Tim & Nancy's Adventures

Sunday, March 08, 2009

The Endless Struggle

The Endless Struggle

The crocus has started to bloom. I love crocus. Especially I enjoy the species crocus that are the first bloomers. These are the small flowered varieties but they naturalize in the garden and form tight patches of color on the otherwise still bare ground and garden. Their colors can be quiet soft and fine. The blues have patches of pale yellow. The whites are strikingly white but most favored are the cream colored ones because it is a shade otherwise rare in my garden.

There is, however, a problem with these early crocus. It is that they remind me of the war that I lost last year. And I lost the year before that. And that I loose every year. The war with the wire grass.

Wire grass has invaded most of my patches of cultivated space. No amount of mulch, weeding or Roundup can control it for long.
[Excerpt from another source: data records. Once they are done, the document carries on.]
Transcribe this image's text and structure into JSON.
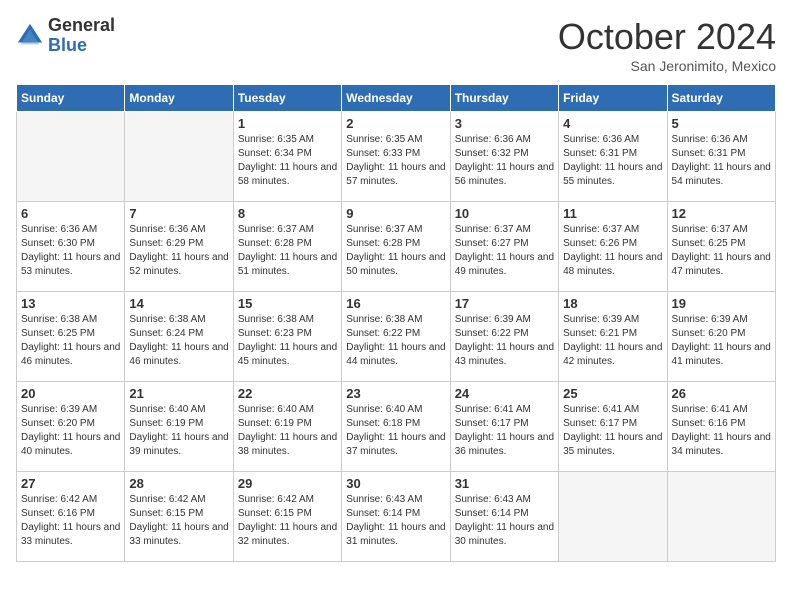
{
  "logo": {
    "general": "General",
    "blue": "Blue"
  },
  "title": "October 2024",
  "location": "San Jeronimito, Mexico",
  "days_of_week": [
    "Sunday",
    "Monday",
    "Tuesday",
    "Wednesday",
    "Thursday",
    "Friday",
    "Saturday"
  ],
  "weeks": [
    [
      {
        "day": "",
        "empty": true
      },
      {
        "day": "",
        "empty": true
      },
      {
        "day": "1",
        "sunrise": "Sunrise: 6:35 AM",
        "sunset": "Sunset: 6:34 PM",
        "daylight": "Daylight: 11 hours and 58 minutes."
      },
      {
        "day": "2",
        "sunrise": "Sunrise: 6:35 AM",
        "sunset": "Sunset: 6:33 PM",
        "daylight": "Daylight: 11 hours and 57 minutes."
      },
      {
        "day": "3",
        "sunrise": "Sunrise: 6:36 AM",
        "sunset": "Sunset: 6:32 PM",
        "daylight": "Daylight: 11 hours and 56 minutes."
      },
      {
        "day": "4",
        "sunrise": "Sunrise: 6:36 AM",
        "sunset": "Sunset: 6:31 PM",
        "daylight": "Daylight: 11 hours and 55 minutes."
      },
      {
        "day": "5",
        "sunrise": "Sunrise: 6:36 AM",
        "sunset": "Sunset: 6:31 PM",
        "daylight": "Daylight: 11 hours and 54 minutes."
      }
    ],
    [
      {
        "day": "6",
        "sunrise": "Sunrise: 6:36 AM",
        "sunset": "Sunset: 6:30 PM",
        "daylight": "Daylight: 11 hours and 53 minutes."
      },
      {
        "day": "7",
        "sunrise": "Sunrise: 6:36 AM",
        "sunset": "Sunset: 6:29 PM",
        "daylight": "Daylight: 11 hours and 52 minutes."
      },
      {
        "day": "8",
        "sunrise": "Sunrise: 6:37 AM",
        "sunset": "Sunset: 6:28 PM",
        "daylight": "Daylight: 11 hours and 51 minutes."
      },
      {
        "day": "9",
        "sunrise": "Sunrise: 6:37 AM",
        "sunset": "Sunset: 6:28 PM",
        "daylight": "Daylight: 11 hours and 50 minutes."
      },
      {
        "day": "10",
        "sunrise": "Sunrise: 6:37 AM",
        "sunset": "Sunset: 6:27 PM",
        "daylight": "Daylight: 11 hours and 49 minutes."
      },
      {
        "day": "11",
        "sunrise": "Sunrise: 6:37 AM",
        "sunset": "Sunset: 6:26 PM",
        "daylight": "Daylight: 11 hours and 48 minutes."
      },
      {
        "day": "12",
        "sunrise": "Sunrise: 6:37 AM",
        "sunset": "Sunset: 6:25 PM",
        "daylight": "Daylight: 11 hours and 47 minutes."
      }
    ],
    [
      {
        "day": "13",
        "sunrise": "Sunrise: 6:38 AM",
        "sunset": "Sunset: 6:25 PM",
        "daylight": "Daylight: 11 hours and 46 minutes."
      },
      {
        "day": "14",
        "sunrise": "Sunrise: 6:38 AM",
        "sunset": "Sunset: 6:24 PM",
        "daylight": "Daylight: 11 hours and 46 minutes."
      },
      {
        "day": "15",
        "sunrise": "Sunrise: 6:38 AM",
        "sunset": "Sunset: 6:23 PM",
        "daylight": "Daylight: 11 hours and 45 minutes."
      },
      {
        "day": "16",
        "sunrise": "Sunrise: 6:38 AM",
        "sunset": "Sunset: 6:22 PM",
        "daylight": "Daylight: 11 hours and 44 minutes."
      },
      {
        "day": "17",
        "sunrise": "Sunrise: 6:39 AM",
        "sunset": "Sunset: 6:22 PM",
        "daylight": "Daylight: 11 hours and 43 minutes."
      },
      {
        "day": "18",
        "sunrise": "Sunrise: 6:39 AM",
        "sunset": "Sunset: 6:21 PM",
        "daylight": "Daylight: 11 hours and 42 minutes."
      },
      {
        "day": "19",
        "sunrise": "Sunrise: 6:39 AM",
        "sunset": "Sunset: 6:20 PM",
        "daylight": "Daylight: 11 hours and 41 minutes."
      }
    ],
    [
      {
        "day": "20",
        "sunrise": "Sunrise: 6:39 AM",
        "sunset": "Sunset: 6:20 PM",
        "daylight": "Daylight: 11 hours and 40 minutes."
      },
      {
        "day": "21",
        "sunrise": "Sunrise: 6:40 AM",
        "sunset": "Sunset: 6:19 PM",
        "daylight": "Daylight: 11 hours and 39 minutes."
      },
      {
        "day": "22",
        "sunrise": "Sunrise: 6:40 AM",
        "sunset": "Sunset: 6:19 PM",
        "daylight": "Daylight: 11 hours and 38 minutes."
      },
      {
        "day": "23",
        "sunrise": "Sunrise: 6:40 AM",
        "sunset": "Sunset: 6:18 PM",
        "daylight": "Daylight: 11 hours and 37 minutes."
      },
      {
        "day": "24",
        "sunrise": "Sunrise: 6:41 AM",
        "sunset": "Sunset: 6:17 PM",
        "daylight": "Daylight: 11 hours and 36 minutes."
      },
      {
        "day": "25",
        "sunrise": "Sunrise: 6:41 AM",
        "sunset": "Sunset: 6:17 PM",
        "daylight": "Daylight: 11 hours and 35 minutes."
      },
      {
        "day": "26",
        "sunrise": "Sunrise: 6:41 AM",
        "sunset": "Sunset: 6:16 PM",
        "daylight": "Daylight: 11 hours and 34 minutes."
      }
    ],
    [
      {
        "day": "27",
        "sunrise": "Sunrise: 6:42 AM",
        "sunset": "Sunset: 6:16 PM",
        "daylight": "Daylight: 11 hours and 33 minutes."
      },
      {
        "day": "28",
        "sunrise": "Sunrise: 6:42 AM",
        "sunset": "Sunset: 6:15 PM",
        "daylight": "Daylight: 11 hours and 33 minutes."
      },
      {
        "day": "29",
        "sunrise": "Sunrise: 6:42 AM",
        "sunset": "Sunset: 6:15 PM",
        "daylight": "Daylight: 11 hours and 32 minutes."
      },
      {
        "day": "30",
        "sunrise": "Sunrise: 6:43 AM",
        "sunset": "Sunset: 6:14 PM",
        "daylight": "Daylight: 11 hours and 31 minutes."
      },
      {
        "day": "31",
        "sunrise": "Sunrise: 6:43 AM",
        "sunset": "Sunset: 6:14 PM",
        "daylight": "Daylight: 11 hours and 30 minutes."
      },
      {
        "day": "",
        "empty": true
      },
      {
        "day": "",
        "empty": true
      }
    ]
  ]
}
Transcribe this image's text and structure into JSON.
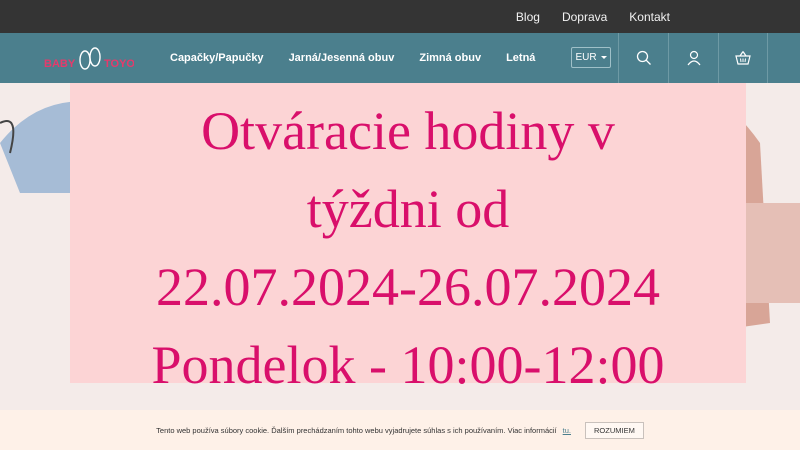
{
  "top_links": [
    "Blog",
    "Doprava",
    "Kontakt"
  ],
  "logo_text": "BABY TOYO",
  "menu": [
    "Capačky/Papučky",
    "Jarná/Jesenná obuv",
    "Zimná obuv",
    "Letná"
  ],
  "currency": "EUR",
  "icons": {
    "search": "search-icon",
    "account": "user-icon",
    "cart": "basket-icon"
  },
  "hero": {
    "lines": [
      "Otváracie hodiny v",
      "týždni od",
      "22.07.2024-26.07.2024",
      "Pondelok - 10:00-12:00"
    ]
  },
  "cookie": {
    "text": "Tento web používa súbory cookie. Ďalším prechádzaním tohto webu vyjadrujete súhlas s ich používaním. Viac informácií",
    "link": "tu.",
    "button": "ROZUMIEM"
  },
  "colors": {
    "navbar": "#4b7f8d",
    "topbar": "#343434",
    "headline": "#d90f6b",
    "panel": "#fcd4d5"
  }
}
Every spring at crocus time, this year included, I get down on my knees and try and yank up the grass. Some years I attack it with fortitude and conviction, determined to be rid of the pest. Some years, as this year, my efforts are only half-hearted, for I know that the blasted stuff with overcome what ever I do to arrest it.

I spent a little over an hour this afternoon and succeeded in pulling up most of the visible grass in only a square meter of ground, but even I know that what I left behind, the root system and the nodes that clung tenaciously to the soil, will spring back to life overnight.

I’m not sure the crocus actually mind the grass too much, for they flower and feed their corms before the stuff has fully choked out all competition. It seems such a waste, though, and a failure as a gardener to be defeated by the grass.

My assistant gardener suggests that I spray the entire area with chemical herbicide, but that would kill the crocus, too. There is in the square meter that I worked on today a treasured butterfly weed that battles every year for space and sustenance with the grass. It is a bright orange summer flower that descends in direct linage from a plant dug up on the side of the road over 40 years ago. I’m sure that the herbicide would kill the butterfly weed permanently but only hinder the grass temporarily.